Damian shakes his head.
“I know how hard you worked to get away from that,” Richard says. “I know better than anyone. Definitely better than you,” he taps Damian's chest with a finger, “Because you're a Wayne down to the bone, and every Wayne’s middle name is denial. I know, for sure, that every terrible thing you did in the past is a thing that scares you. And I know that that's really hard. And that it makes you a hero.”
Damian closes his eyes. His eyelids are burning again. He bites the inside of his lip and forces his breath to steady.
“Nightmares are designed to scare you,” Richard says. “If you were a bad person, you wouldn't be so scared of a dream like that.”
Damian opens his eyes, fixes his gaze on the spot between Richard’s eyebrows. Close enough to eye contact to show he understands, he is fine, he is not crying. “You can't tell father.”

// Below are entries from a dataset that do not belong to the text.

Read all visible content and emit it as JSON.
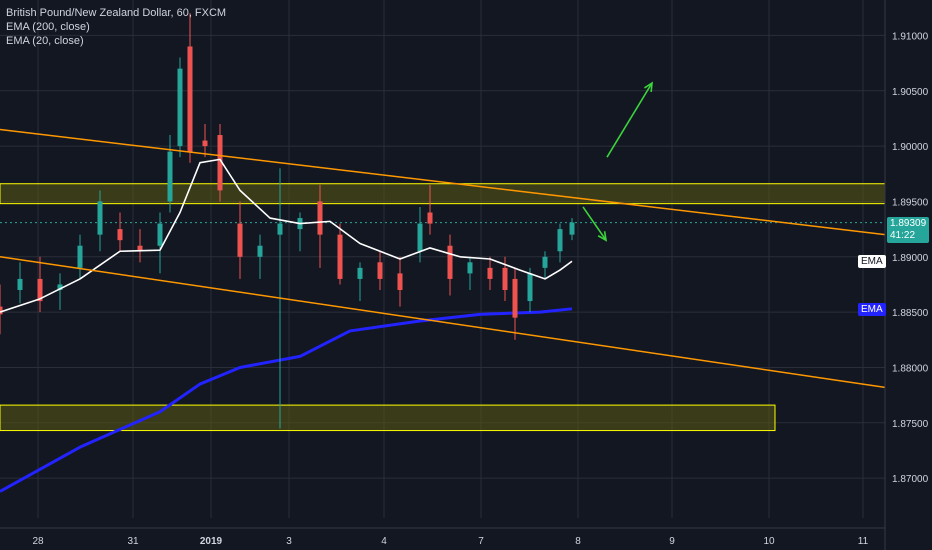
{
  "legend": {
    "title": "British Pound/New Zealand Dollar, 60, FXCM",
    "ema200": "EMA (200, close)",
    "ema20": "EMA (20, close)"
  },
  "colors": {
    "background": "#131722",
    "grid": "#2a2e39",
    "text": "#d1d4dc",
    "up": "#26a69a",
    "down": "#ef5350",
    "ema20": "#ffffff",
    "ema200": "#2323ff",
    "trendline": "#ff9800",
    "zone_stroke": "#ffff00",
    "zone_fill": "#5b5a10",
    "arrow": "#3cd43c",
    "current_price_bg": "#26a69a"
  },
  "price_axis": {
    "ticks": [
      "1.91000",
      "1.90500",
      "1.90000",
      "1.89500",
      "1.89000",
      "1.88500",
      "1.88000",
      "1.87500",
      "1.87000"
    ],
    "current_price": "1.89309",
    "countdown": "41:22",
    "ema20_tag": "EMA",
    "ema200_tag": "EMA"
  },
  "time_axis": {
    "ticks": [
      "28",
      "31",
      "2019",
      "3",
      "4",
      "7",
      "8",
      "9",
      "10",
      "11"
    ]
  },
  "chart_data": {
    "type": "candlestick",
    "symbol": "British Pound/New Zealand Dollar",
    "interval": "60",
    "source": "FXCM",
    "y_range": [
      1.8664,
      1.9132
    ],
    "x_labels": [
      "28",
      "31",
      "2019",
      "3",
      "4",
      "7",
      "8",
      "9",
      "10",
      "11"
    ],
    "last_price": 1.89309,
    "series_ema200_anchor": [
      [
        0,
        1.8688
      ],
      [
        80,
        1.8728
      ],
      [
        160,
        1.876
      ],
      [
        200,
        1.8785
      ],
      [
        240,
        1.88
      ],
      [
        300,
        1.881
      ],
      [
        350,
        1.8833
      ],
      [
        420,
        1.8842
      ],
      [
        480,
        1.8848
      ],
      [
        540,
        1.885
      ],
      [
        572,
        1.8853
      ]
    ],
    "series_ema20_anchor": [
      [
        0,
        1.885
      ],
      [
        40,
        1.8862
      ],
      [
        80,
        1.888
      ],
      [
        120,
        1.8905
      ],
      [
        160,
        1.8906
      ],
      [
        180,
        1.894
      ],
      [
        200,
        1.8985
      ],
      [
        220,
        1.8988
      ],
      [
        240,
        1.896
      ],
      [
        270,
        1.8935
      ],
      [
        300,
        1.893
      ],
      [
        330,
        1.8932
      ],
      [
        360,
        1.8912
      ],
      [
        400,
        1.8898
      ],
      [
        430,
        1.8908
      ],
      [
        460,
        1.89
      ],
      [
        490,
        1.8898
      ],
      [
        520,
        1.8888
      ],
      [
        545,
        1.888
      ],
      [
        560,
        1.8888
      ],
      [
        572,
        1.8896
      ]
    ],
    "candles": [
      {
        "x": 0,
        "o": 1.8855,
        "h": 1.8875,
        "l": 1.883,
        "c": 1.8848
      },
      {
        "x": 20,
        "o": 1.887,
        "h": 1.8895,
        "l": 1.8858,
        "c": 1.888
      },
      {
        "x": 40,
        "o": 1.888,
        "h": 1.89,
        "l": 1.885,
        "c": 1.886
      },
      {
        "x": 60,
        "o": 1.887,
        "h": 1.8885,
        "l": 1.8852,
        "c": 1.8875
      },
      {
        "x": 80,
        "o": 1.889,
        "h": 1.892,
        "l": 1.888,
        "c": 1.891
      },
      {
        "x": 100,
        "o": 1.892,
        "h": 1.896,
        "l": 1.8905,
        "c": 1.895
      },
      {
        "x": 120,
        "o": 1.8925,
        "h": 1.894,
        "l": 1.8905,
        "c": 1.8915
      },
      {
        "x": 140,
        "o": 1.891,
        "h": 1.8925,
        "l": 1.8895,
        "c": 1.8905
      },
      {
        "x": 160,
        "o": 1.891,
        "h": 1.894,
        "l": 1.8885,
        "c": 1.893
      },
      {
        "x": 170,
        "o": 1.895,
        "h": 1.901,
        "l": 1.894,
        "c": 1.8995
      },
      {
        "x": 180,
        "o": 1.9,
        "h": 1.908,
        "l": 1.899,
        "c": 1.907
      },
      {
        "x": 190,
        "o": 1.909,
        "h": 1.912,
        "l": 1.8985,
        "c": 1.8995
      },
      {
        "x": 205,
        "o": 1.9005,
        "h": 1.902,
        "l": 1.899,
        "c": 1.9
      },
      {
        "x": 220,
        "o": 1.901,
        "h": 1.902,
        "l": 1.895,
        "c": 1.896
      },
      {
        "x": 240,
        "o": 1.893,
        "h": 1.895,
        "l": 1.888,
        "c": 1.89
      },
      {
        "x": 260,
        "o": 1.89,
        "h": 1.892,
        "l": 1.888,
        "c": 1.891
      },
      {
        "x": 280,
        "o": 1.892,
        "h": 1.898,
        "l": 1.8745,
        "c": 1.893
      },
      {
        "x": 300,
        "o": 1.8925,
        "h": 1.894,
        "l": 1.8905,
        "c": 1.8935
      },
      {
        "x": 320,
        "o": 1.895,
        "h": 1.8965,
        "l": 1.889,
        "c": 1.892
      },
      {
        "x": 340,
        "o": 1.892,
        "h": 1.893,
        "l": 1.8875,
        "c": 1.888
      },
      {
        "x": 360,
        "o": 1.888,
        "h": 1.8895,
        "l": 1.886,
        "c": 1.889
      },
      {
        "x": 380,
        "o": 1.8895,
        "h": 1.8905,
        "l": 1.887,
        "c": 1.888
      },
      {
        "x": 400,
        "o": 1.8885,
        "h": 1.89,
        "l": 1.8855,
        "c": 1.887
      },
      {
        "x": 420,
        "o": 1.8905,
        "h": 1.8945,
        "l": 1.8895,
        "c": 1.893
      },
      {
        "x": 430,
        "o": 1.894,
        "h": 1.8965,
        "l": 1.892,
        "c": 1.893
      },
      {
        "x": 450,
        "o": 1.891,
        "h": 1.892,
        "l": 1.8865,
        "c": 1.888
      },
      {
        "x": 470,
        "o": 1.8885,
        "h": 1.89,
        "l": 1.887,
        "c": 1.8895
      },
      {
        "x": 490,
        "o": 1.889,
        "h": 1.89,
        "l": 1.887,
        "c": 1.888
      },
      {
        "x": 505,
        "o": 1.889,
        "h": 1.89,
        "l": 1.886,
        "c": 1.887
      },
      {
        "x": 515,
        "o": 1.888,
        "h": 1.889,
        "l": 1.8825,
        "c": 1.8845
      },
      {
        "x": 530,
        "o": 1.886,
        "h": 1.889,
        "l": 1.885,
        "c": 1.8885
      },
      {
        "x": 545,
        "o": 1.889,
        "h": 1.8905,
        "l": 1.888,
        "c": 1.89
      },
      {
        "x": 560,
        "o": 1.8905,
        "h": 1.893,
        "l": 1.8895,
        "c": 1.8925
      },
      {
        "x": 572,
        "o": 1.892,
        "h": 1.8935,
        "l": 1.8915,
        "c": 1.8931
      }
    ],
    "zones": [
      {
        "y_top": 1.8966,
        "y_bottom": 1.8948,
        "x_start": 0,
        "x_end": 885
      },
      {
        "y_top": 1.8766,
        "y_bottom": 1.8743,
        "x_start": 0,
        "x_end": 775
      }
    ],
    "trendlines": [
      {
        "from": [
          0,
          1.9015
        ],
        "to": [
          885,
          1.892
        ]
      },
      {
        "from": [
          0,
          1.89
        ],
        "to": [
          885,
          1.8782
        ]
      }
    ],
    "arrows": [
      {
        "from": [
          607,
          1.899
        ],
        "to": [
          652,
          1.9057
        ]
      },
      {
        "from": [
          583,
          1.8945
        ],
        "to": [
          606,
          1.8915
        ]
      }
    ]
  }
}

“I'll keep your secret, but just so you know, I really don't think you need to worry about telling him. He'd understand.”
“No. It's—that's his nightmare too. Me killing someone. He can't know.”
“Oh, kiddo. Maybe he doesn't know you have them, but believe me, he knows exactly what those dreams feel like. Dreams where killing somebody feels better than anything? I bet he has those every night.”
Damian can't think about that right now. He can't make it make sense. All he can do is repeat himself. “He can't know. He can't know that—It isn't just that I killed her, it's—I miss her. My mother. Don’t tell him that either. Don't tell him I told you. I don't—he can't think that—”
He doesn't know what he's saying. His hands are hovering, lost, and he gives up and uses them to hide his face. His shoulders tremble and Richard wraps him again in a hug, holding him close, holding him together. Damian hates crying, always feels like people are watching him even when he cries alone, but somehow having Richard there is better. Richard feels like a shield in a way that darkness and aloneness don't. Richard stands between him and the ghosts.
“Your dad loves you, kiddo. Nothing I tell him is ever going to change that.”
“You don't know that.”
“Actually, I’m an oldest sibling, which means I know everything.”
Damian sniffs and wipes his face on the back of his hand. “Shut up.”
“And you're the youngest, which means you don't know anything.”
“I said shut up. Leave me alone.”
Richard lets him go and picks up his mug of tea again, takes a sip while Damian scrubs his face with the ends of his sleeves. “I promise the only thing I'm telling Bruce is that you miss me . And I'm giving you permission to dream about killing me, if you have to. Don't tell anyone, but I've had dreams about killing Batman. Dreams where it felt great to kill Batman, even. I've dreamed that the Joker had good points. You can't control your dreams.”
“I know,” Damian mumbles. “You said that already.”
“I'll keep saying it until you believe it. Hey, how do you feel about pancakes? I think patrol time just clicked over to breakfast time.”
Damian slides off the counter. His bones don't ache anymore. Some time when he wasn't paying attention, the pain went away.
“I’m telling father you miss me more than I miss you,” he says. “And I will make the pancakes. I don't believe you know how to cook.”
The kitchen is lighter now—the sun is about to come up. When he looks at his hands, they’re dyed blue in the dawn light. But they’re clean.